Trump's lawyers oppose special counsel interview, sources say
Agreement with special counsel expected in the coming weeks.
By KATHERINE FAULDERS AND JOHN SANTUCCI
February 6, 2018, 7:45 AM
• 5 min read
-- President Donald Trump’s close advisers and lawyers have cautioned him against sitting down for a wide-ranging interview with special counselRobert Mueller and his team, sources tell ABC News.
Trump’s two top lawyers -- John Dowd and Jay Sekulow -- began meeting in December with members of the special counsel's team to start discussing an interview of some sort, with negotiations between the two parties still actively underway.

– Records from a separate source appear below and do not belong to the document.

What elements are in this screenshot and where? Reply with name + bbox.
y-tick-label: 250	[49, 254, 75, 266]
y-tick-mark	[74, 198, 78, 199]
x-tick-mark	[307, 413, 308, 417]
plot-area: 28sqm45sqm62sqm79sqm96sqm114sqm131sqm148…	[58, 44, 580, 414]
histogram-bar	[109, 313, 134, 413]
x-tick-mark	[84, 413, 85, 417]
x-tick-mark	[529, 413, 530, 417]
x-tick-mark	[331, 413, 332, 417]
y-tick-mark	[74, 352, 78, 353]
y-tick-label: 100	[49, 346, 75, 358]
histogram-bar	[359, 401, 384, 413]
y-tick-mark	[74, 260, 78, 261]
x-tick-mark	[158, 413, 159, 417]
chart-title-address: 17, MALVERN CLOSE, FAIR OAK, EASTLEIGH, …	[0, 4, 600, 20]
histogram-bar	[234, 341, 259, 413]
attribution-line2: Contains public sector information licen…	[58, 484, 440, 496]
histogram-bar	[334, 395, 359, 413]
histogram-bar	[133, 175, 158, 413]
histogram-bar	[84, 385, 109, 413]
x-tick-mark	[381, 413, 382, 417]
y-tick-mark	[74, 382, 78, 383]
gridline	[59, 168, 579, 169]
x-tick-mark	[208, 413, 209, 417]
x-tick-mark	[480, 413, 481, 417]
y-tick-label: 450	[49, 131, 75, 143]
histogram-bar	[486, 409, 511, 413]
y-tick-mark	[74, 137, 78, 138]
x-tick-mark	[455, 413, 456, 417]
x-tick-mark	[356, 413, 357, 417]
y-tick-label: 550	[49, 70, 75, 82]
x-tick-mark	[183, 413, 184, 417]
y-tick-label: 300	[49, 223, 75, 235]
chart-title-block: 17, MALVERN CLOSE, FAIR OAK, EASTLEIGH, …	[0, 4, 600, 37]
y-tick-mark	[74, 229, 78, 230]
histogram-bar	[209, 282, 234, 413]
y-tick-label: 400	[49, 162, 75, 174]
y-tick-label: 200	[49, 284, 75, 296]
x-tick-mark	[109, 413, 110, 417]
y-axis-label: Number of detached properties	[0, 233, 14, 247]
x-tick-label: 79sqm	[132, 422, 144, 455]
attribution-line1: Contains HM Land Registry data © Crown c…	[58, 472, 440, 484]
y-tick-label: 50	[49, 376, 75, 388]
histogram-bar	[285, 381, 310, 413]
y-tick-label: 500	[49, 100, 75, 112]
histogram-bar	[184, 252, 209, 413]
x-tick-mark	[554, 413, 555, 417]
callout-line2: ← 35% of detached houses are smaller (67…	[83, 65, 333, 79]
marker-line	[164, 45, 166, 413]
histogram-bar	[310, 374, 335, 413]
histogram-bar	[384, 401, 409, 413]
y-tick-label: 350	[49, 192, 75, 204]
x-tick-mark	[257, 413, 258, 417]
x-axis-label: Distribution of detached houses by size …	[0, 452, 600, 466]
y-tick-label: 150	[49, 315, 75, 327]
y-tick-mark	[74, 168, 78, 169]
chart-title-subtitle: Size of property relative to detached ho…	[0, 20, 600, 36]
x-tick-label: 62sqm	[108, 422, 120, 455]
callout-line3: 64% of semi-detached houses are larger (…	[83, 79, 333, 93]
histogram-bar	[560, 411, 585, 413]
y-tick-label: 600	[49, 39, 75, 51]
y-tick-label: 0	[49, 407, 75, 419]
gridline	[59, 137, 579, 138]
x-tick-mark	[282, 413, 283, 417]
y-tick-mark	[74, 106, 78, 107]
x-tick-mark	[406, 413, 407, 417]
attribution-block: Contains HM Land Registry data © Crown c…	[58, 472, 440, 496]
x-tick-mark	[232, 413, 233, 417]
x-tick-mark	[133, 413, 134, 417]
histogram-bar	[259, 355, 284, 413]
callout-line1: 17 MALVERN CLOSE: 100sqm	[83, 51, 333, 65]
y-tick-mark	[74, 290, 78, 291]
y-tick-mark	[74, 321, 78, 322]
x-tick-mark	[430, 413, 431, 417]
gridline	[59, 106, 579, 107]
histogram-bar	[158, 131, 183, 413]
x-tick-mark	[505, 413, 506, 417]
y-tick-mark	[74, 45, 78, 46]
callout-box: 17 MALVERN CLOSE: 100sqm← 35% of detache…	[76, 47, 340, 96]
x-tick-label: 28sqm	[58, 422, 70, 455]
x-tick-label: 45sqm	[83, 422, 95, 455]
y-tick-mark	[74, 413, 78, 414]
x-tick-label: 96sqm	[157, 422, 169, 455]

Sources with knowledge of the talks tell ABC News negotiations between both sides are in the preliminary stages.
The president's lawyers, according to sources familiar with internal discussions, have said the president shouldn't sit down for a wide-ranging interview, and that any interview should have parameters. One option sources say is being discussed with the president is to have him answer questions in writing and avoid a sit-down interview completely.
Advisers reportedly fear the president could contradict himself during a wide-ranging interview.
Trump’s legal team expects to come to some agreement with the special counsel's team in the coming weeks, sources say.
White House lawyer Ty Cobb declined to comment, saying the conversations between the special counsel and the president’s lawyers are private.
“The professional and active discussions between the Office of the Special Counsel and the President’s personal lawyers regarding how and under what terms information will be exchanged are understandably private,” Cobb said in a statement.
Advice from Trump's outside advisers to avoid an interview with the Mueller team is not new.
Longtime Trump friend and confidante former New Jersey Gov. Chris Christie told ABC's George Stephanopoulos on "Good Morning America" last week: “I don’t think the president of the United States, unless there are credible allegations -- which I don’t believe there are -- should be sitting across from a special counsel."
The New York Times first reported the developments.